Response:
I believe the answer might be either the second or the fourth option.
Apologies if this isn't accurate.
Detailed explanation:
Response: I believe it is 1,3,4
Detailed explanation:
(a) The likelihood that all 5 eggs chosen are unspoiled is 0.0531. (b) The probability that 2 or fewer out of the 5 eggs are unspoiled is 0.3959. (c) The probability that more than 1 of the selected 5 eggs are unspoiled is 0.8747. Step-by-step explanation: The complete query is: A subpar carton of 18 eggs has 8 that are spoiled. An unsuspecting chef selects 5 eggs at random for his “Mega-Omelet Surprise.” Calculate the probability of receiving (a) exactly 5 unspoiled eggs, (b) 2 or fewer, and (c) more than 1 unspoiled egg.
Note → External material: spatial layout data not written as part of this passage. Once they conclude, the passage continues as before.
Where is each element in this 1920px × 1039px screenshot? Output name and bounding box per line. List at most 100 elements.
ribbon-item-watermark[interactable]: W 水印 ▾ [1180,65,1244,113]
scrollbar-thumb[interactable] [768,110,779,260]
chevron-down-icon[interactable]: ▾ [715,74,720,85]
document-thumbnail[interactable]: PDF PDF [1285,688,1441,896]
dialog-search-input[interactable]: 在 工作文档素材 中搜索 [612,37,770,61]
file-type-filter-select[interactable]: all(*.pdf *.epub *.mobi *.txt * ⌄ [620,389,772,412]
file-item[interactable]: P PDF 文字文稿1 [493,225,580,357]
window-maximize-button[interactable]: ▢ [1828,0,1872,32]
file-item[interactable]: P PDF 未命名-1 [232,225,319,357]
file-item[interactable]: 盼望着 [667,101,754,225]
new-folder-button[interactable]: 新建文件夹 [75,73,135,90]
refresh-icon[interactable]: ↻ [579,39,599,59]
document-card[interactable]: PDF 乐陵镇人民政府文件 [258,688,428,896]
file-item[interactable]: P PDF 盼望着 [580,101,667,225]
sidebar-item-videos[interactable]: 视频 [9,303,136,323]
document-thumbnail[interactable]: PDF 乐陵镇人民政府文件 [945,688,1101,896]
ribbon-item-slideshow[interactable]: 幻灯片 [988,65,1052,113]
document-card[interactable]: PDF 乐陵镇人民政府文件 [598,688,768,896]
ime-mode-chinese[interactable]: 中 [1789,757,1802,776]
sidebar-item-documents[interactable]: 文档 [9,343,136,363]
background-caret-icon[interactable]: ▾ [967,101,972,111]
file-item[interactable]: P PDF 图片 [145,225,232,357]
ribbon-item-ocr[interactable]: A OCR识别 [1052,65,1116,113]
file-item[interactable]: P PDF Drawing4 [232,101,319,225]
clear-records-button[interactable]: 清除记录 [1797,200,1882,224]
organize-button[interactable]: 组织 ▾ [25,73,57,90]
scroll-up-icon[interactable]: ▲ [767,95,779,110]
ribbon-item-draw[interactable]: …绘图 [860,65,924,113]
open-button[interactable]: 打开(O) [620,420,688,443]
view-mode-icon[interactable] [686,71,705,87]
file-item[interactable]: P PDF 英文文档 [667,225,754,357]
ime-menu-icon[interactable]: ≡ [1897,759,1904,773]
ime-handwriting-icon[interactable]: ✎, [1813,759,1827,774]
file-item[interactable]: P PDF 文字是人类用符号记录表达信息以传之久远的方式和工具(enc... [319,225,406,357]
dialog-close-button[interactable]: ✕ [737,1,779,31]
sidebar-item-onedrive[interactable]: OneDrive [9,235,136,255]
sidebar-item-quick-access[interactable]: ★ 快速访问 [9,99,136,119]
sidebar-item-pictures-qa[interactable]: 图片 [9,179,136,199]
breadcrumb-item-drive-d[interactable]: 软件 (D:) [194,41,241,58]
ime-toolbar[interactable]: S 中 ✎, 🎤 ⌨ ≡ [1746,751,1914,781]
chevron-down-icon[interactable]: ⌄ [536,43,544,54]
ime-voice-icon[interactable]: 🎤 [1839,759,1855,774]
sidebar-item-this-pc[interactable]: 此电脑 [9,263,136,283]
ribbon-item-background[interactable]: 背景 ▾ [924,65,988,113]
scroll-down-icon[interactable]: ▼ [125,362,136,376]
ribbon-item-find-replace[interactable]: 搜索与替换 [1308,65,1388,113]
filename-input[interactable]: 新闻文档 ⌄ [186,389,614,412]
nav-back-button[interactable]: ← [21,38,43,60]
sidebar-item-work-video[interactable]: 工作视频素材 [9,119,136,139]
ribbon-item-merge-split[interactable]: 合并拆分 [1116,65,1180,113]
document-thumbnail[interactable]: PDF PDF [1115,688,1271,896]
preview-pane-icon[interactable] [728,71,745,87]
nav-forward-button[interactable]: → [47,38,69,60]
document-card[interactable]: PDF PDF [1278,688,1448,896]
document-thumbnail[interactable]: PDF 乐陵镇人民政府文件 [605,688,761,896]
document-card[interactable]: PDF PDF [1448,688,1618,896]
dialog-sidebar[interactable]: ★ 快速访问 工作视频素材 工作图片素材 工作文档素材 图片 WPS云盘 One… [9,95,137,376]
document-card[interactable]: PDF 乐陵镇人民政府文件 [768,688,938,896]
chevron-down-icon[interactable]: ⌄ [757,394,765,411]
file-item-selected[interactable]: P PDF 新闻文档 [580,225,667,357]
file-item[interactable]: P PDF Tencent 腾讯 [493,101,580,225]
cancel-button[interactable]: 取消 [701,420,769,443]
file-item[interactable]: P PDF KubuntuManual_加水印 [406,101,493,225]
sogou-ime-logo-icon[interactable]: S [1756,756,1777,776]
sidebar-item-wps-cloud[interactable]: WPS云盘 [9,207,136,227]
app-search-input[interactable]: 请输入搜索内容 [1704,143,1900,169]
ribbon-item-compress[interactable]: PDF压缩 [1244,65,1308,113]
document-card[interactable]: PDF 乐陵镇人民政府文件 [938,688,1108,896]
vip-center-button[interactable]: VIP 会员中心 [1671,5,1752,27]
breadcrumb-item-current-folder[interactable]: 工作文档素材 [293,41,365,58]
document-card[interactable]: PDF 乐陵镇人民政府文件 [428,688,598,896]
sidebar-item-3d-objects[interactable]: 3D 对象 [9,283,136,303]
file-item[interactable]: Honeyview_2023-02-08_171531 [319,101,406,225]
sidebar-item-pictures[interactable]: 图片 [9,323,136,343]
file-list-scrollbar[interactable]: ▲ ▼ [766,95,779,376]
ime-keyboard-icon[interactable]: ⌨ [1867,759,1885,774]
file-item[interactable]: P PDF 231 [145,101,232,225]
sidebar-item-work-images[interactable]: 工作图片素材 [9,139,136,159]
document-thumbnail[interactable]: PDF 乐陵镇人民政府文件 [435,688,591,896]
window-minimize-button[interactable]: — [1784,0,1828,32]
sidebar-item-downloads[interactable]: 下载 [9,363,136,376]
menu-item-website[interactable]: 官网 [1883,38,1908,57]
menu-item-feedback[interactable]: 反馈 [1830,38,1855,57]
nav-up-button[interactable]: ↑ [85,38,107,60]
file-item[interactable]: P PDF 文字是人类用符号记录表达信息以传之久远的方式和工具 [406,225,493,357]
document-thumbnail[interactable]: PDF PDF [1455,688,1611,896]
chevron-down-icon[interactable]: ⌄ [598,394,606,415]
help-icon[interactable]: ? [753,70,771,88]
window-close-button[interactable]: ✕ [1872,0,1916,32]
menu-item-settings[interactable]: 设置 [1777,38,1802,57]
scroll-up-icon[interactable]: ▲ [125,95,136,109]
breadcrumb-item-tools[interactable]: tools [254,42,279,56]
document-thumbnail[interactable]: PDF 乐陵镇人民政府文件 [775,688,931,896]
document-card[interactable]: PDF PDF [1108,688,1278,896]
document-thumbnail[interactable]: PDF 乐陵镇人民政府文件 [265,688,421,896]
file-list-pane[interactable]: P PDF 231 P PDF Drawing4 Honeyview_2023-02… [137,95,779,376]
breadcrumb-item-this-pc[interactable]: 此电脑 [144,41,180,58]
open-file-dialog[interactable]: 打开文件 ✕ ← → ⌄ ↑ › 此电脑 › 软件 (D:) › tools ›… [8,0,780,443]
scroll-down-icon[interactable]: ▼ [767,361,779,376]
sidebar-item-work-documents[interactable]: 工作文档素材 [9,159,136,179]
Define X = number of unspoiled eggs. In the faulty carton, 8 eggs are spoiled. The probability of selecting an unspoiled egg is independent of others. Provided that a chef randomly picks 5 eggs, the variable X follows a Binomial distribution with parameters n = 5 and p = 0.556. Success is defined as selecting an unspoiled egg. The probability mass function of X is as follows: (a) Calculate the probability of selecting all unspoiled eggs. Thus, this probability is found to be 0.0531. (b) For 2 or less unspoiled eggs, the probability is computed: P (X ≤ 2) = P (X = 0) + P (X = 1) + P (X = 2), resulting in a probability of 0.3959. (c) For more than 1 unspoiled egg: P (X > 1) = 1 - P (X ≤ 1), yields a final probability of 0.8747.